Calculating Torque on a Point Particle: A Gravitation Force Example

[Cal124]

Homework Statement

a point particle is located in the position r=i+2j m . A gravitation (vertical) force of 1.5N acts on the particle. The torque about the origin is...

Homework Equations

thau = r X F = rFsin(theta)

The Attempt at a Solution

it's 0 right?

magnitude r = sqrt(1^2+2^2)m
mag(r).1.5N.Sin(180)=0

 

[MarcusAgrippa]

What does "vertical" mean in this problem? j or k? - I assume it is not i.

 

[Cal124]

I'm assuming its the k component, that's the vertical part of i,j,k, right?
Thanks for the reply, i just seem to be struggling understanding the question to be honest. If it is the k component then surely the cross product would give 0 as well?

 

[MarcusAgrippa]

Assume "vertical" means the k-direction. Then \vec{F} = F \hat{k}, where F = 1.5 N. Then
\vec{\tau} = \vec{r} \times \vec{F} = (\hat{i} + 2\hat{j}) \times (F \hat{k}) = F \underbrace{\hat{i} \times \hat{k}}_{=-\hat{j}} + 2 F\underbrace{\hat{j} \times \hat{k}}_{=\hat{i}} = 2F \hat{i} - F \hat{j} = (3.0 \hat{i} - 1.5 \hat{j} ) N.m<br />

You should be able to see from this calculation what to do if your were wrong about the vertical direction. The answer would still not be zero, as your surmised.

 

[Cal124]

sorry you've lost me, how does that let me work out the torque in Nm? I have the possible answers -4.5, 4.5, 1.5, 3, 0

 

[MarcusAgrippa]

Ok. You were probably wrong about the direction of the vertical. Replace k by j and redo the calculation - you try it this time.

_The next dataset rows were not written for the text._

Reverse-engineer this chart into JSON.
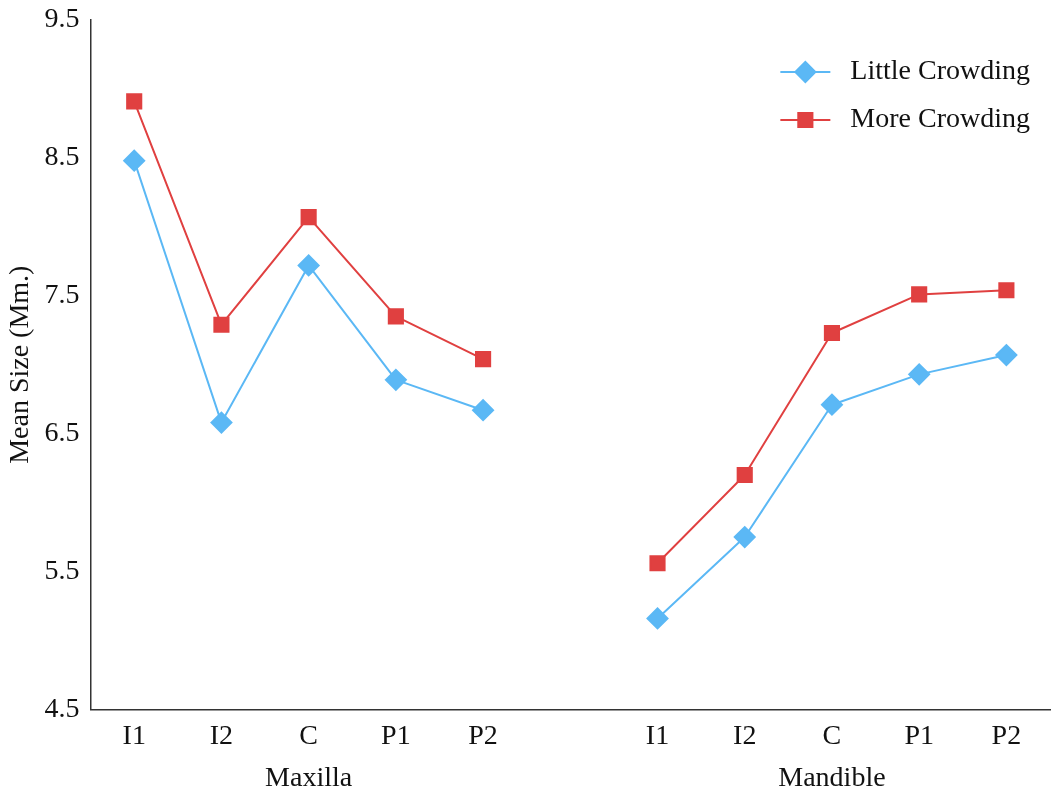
{
  "chart_data": {
    "type": "line",
    "ylabel": "Mean Size (Mm.)",
    "categories": [
      "I1",
      "I2",
      "C",
      "P1",
      "P2",
      null,
      "I1",
      "I2",
      "C",
      "P1",
      "P2"
    ],
    "series": [
      {
        "name": "Little Crowding",
        "color": "#5bb8f5",
        "marker": "diamond",
        "values": [
          8.48,
          6.58,
          7.72,
          6.89,
          6.67,
          null,
          5.16,
          5.75,
          6.71,
          6.93,
          7.07
        ]
      },
      {
        "name": "More Crowding",
        "color": "#e04040",
        "marker": "square",
        "values": [
          8.91,
          7.29,
          8.07,
          7.35,
          7.04,
          null,
          5.56,
          6.2,
          7.23,
          7.51,
          7.54
        ]
      }
    ],
    "ylim": [
      4.5,
      9.5
    ],
    "yticks": [
      4.5,
      5.5,
      6.5,
      7.5,
      8.5,
      9.5
    ],
    "grid": false,
    "legend": "top right",
    "annotations": [
      "Maxilla",
      "Mandible"
    ]
  }
}
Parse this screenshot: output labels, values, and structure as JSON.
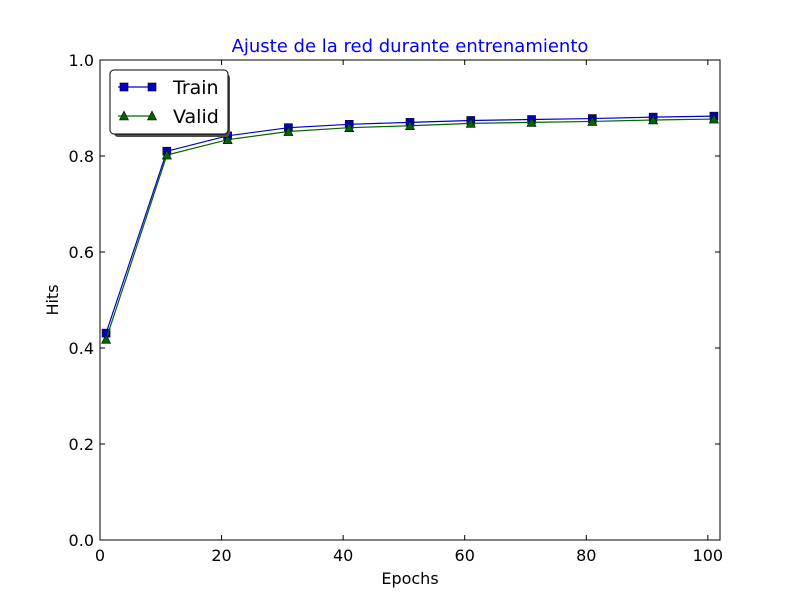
{
  "chart_data": {
    "type": "line",
    "title": "Ajuste de la red durante entrenamiento",
    "title_color": "#0000ff",
    "xlabel": "Epochs",
    "ylabel": "Hits",
    "xlim": [
      0,
      102
    ],
    "ylim": [
      0.0,
      1.0
    ],
    "xticks": [
      0,
      20,
      40,
      60,
      80,
      100
    ],
    "yticks": [
      0.0,
      0.2,
      0.4,
      0.6,
      0.8,
      1.0
    ],
    "xtick_labels": [
      "0",
      "20",
      "40",
      "60",
      "80",
      "100"
    ],
    "ytick_labels": [
      "0.0",
      "0.2",
      "0.4",
      "0.6",
      "0.8",
      "1.0"
    ],
    "grid": false,
    "legend_position": "top-left",
    "x": [
      1,
      11,
      21,
      31,
      41,
      51,
      61,
      71,
      81,
      91,
      101
    ],
    "series": [
      {
        "name": "Train",
        "color": "#0000cc",
        "marker": "square",
        "values": [
          0.431,
          0.81,
          0.842,
          0.859,
          0.866,
          0.87,
          0.874,
          0.876,
          0.878,
          0.881,
          0.883
        ]
      },
      {
        "name": "Valid",
        "color": "#006600",
        "marker": "triangle",
        "values": [
          0.418,
          0.802,
          0.834,
          0.851,
          0.859,
          0.863,
          0.868,
          0.87,
          0.872,
          0.875,
          0.877
        ]
      }
    ]
  }
}
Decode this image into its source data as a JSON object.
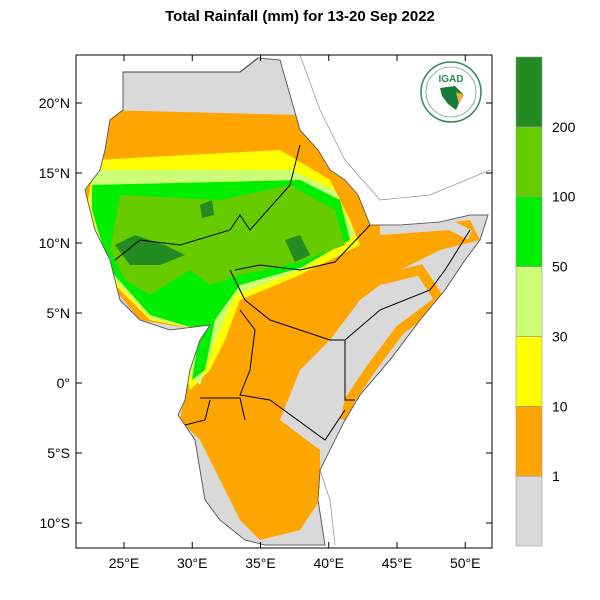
{
  "title": "Total Rainfall (mm) for 13-20 Sep 2022",
  "logo": {
    "text": "IGAD",
    "icon": "igad-logo-icon"
  },
  "lat_ticks": [
    {
      "label": "20°N",
      "value": 20
    },
    {
      "label": "15°N",
      "value": 15
    },
    {
      "label": "10°N",
      "value": 10
    },
    {
      "label": "5°N",
      "value": 5
    },
    {
      "label": "0°",
      "value": 0
    },
    {
      "label": "5°S",
      "value": -5
    },
    {
      "label": "10°S",
      "value": -10
    }
  ],
  "lon_ticks": [
    {
      "label": "25°E",
      "value": 25
    },
    {
      "label": "30°E",
      "value": 30
    },
    {
      "label": "35°E",
      "value": 35
    },
    {
      "label": "40°E",
      "value": 40
    },
    {
      "label": "45°E",
      "value": 45
    },
    {
      "label": "50°E",
      "value": 50
    }
  ],
  "colorbar": {
    "bins": [
      {
        "color": "#d9d9d9"
      },
      {
        "color": "#ffa500"
      },
      {
        "color": "#ffff00"
      },
      {
        "color": "#ccff77"
      },
      {
        "color": "#00ee00"
      },
      {
        "color": "#66cc00"
      },
      {
        "color": "#228b22"
      }
    ],
    "labels": [
      "1",
      "10",
      "30",
      "50",
      "100",
      "200"
    ]
  }
}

The magnitude of the above torque is calculated from |\vec{\tau}| = \sqrt{ (3.0 N.m)^2 + (-1.5 N.m)^2}, which does not give one of your answers, so you must have guessed the vertical direction incorrectly.

 

[Cal124]

F(i x j) + 2F(j x j) = Fk + 0 = (1.5k) Nm = 1.5 Nm

 

[MarcusAgrippa]

Correct. Understand it now? You had an incorrect angle in your first calculation.

If they give you vector data, calculate in vector form. You need to learn to use vectors, so do not try to bypass them. Vectors are a powerful mathematical tool, even if you do not see the point of them yet. So aim to master vectors as soon as you can.

 

[Cal124]

Thanks a lot! yeah, I'm going to spend some much needed time on vectors. I'm not sure how i go about finding the direction as in questions like this?

 

[MarcusAgrippa]

Direction is specified by an unit vector in the direction of the given vector. Unit vectors are defined by dividing the vector by its magnitude:
\hat{A} = \frac{\vec{A}}{|\vec{A}|}
The vector \hat{A} is the direction of the vector \vec{A}.

This is a new way to specify direction. The unit vector contains all f the information that you need to convert it into any other format. It is therefore a complete specification of direction.

If you want to work out angles this direction makes with reference directions or lines, use the dot product. Thus the angle made with the x-axis can be found from
\cos \theta = \hat{A} \cdot \hat{i}

The beauty of vectors is that you need never convert the information into the kind of information that you needed at school to do these same problems. The problems can be solved directly by vector methods.

 

[Cal124]

Thanks for all your help, I don't suppose you could reccomend a book/website to learn vectors? I have a physics book by Feynman that has a section on vectors I plan to read. Or would I get a better understanding of vectors from a mathematical viewpoint?

 

[MarcusAgrippa]

Try Christie's Vector Mechanics. It is a bit old, but it does all the right things and in the right way.